Friday, January 29, 2021

Silence


“How to be a Poet
(to remind myself)
i
Make a place to sit down.
Sit down. Be quiet.
You must depend upon
affection, reading, knowledge,
skill—more of each
than you have—inspiration
work, growing older, patience,
for patience joins time
to eternity…
ii
Breathe with unconditional breath
the unconditioned air.
Shun electric wire.
Communicate slowly. Live
a three-dimensional life;
stay away from screens.
Stay away from anything
that obscures the place it is in.
There are no unsacred places;
there are only sacred places
and desecrated places.
iii
Accept what comes from silence.
Make the best you can of it.
Of the little words that come
out of the silence, like prayers
prayed back to the one who prays,
make a poem that does not disturb
the silence from which it came.”

- Wendell Berry (1934 - )
 Given

Thursday, January 28, 2021

Looking Inward


"He sees the truth as with a jolt. There it is, within his own being, lying deep down but still in his own self.

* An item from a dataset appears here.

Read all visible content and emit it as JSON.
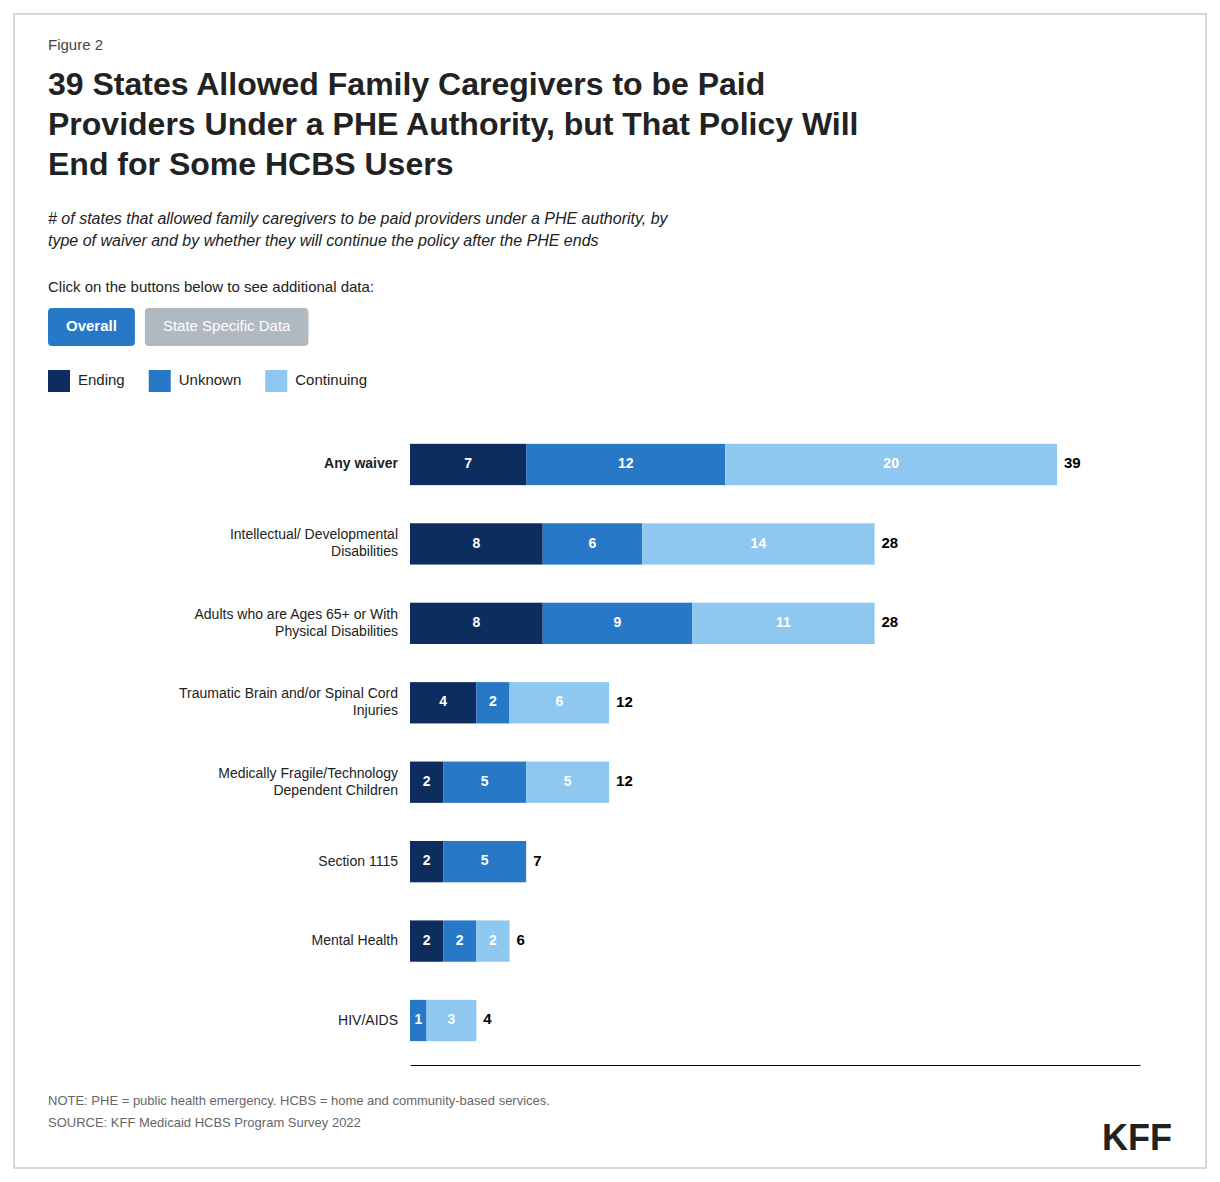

There never was any need to travel anywhere to find it; no need to visit anyone who was supposed to have it already, and sit at his feet; not even to read any book, however sacred or inspired. Nor could another person, place, or writing give it to him; he would have to unveil it for himself in himself. The others could direct him to look inwards, thus saving all the effort of looking elsewhere. But he himself would have to give the needful attention to himself. The discovery must be his own, made within the still center of his being."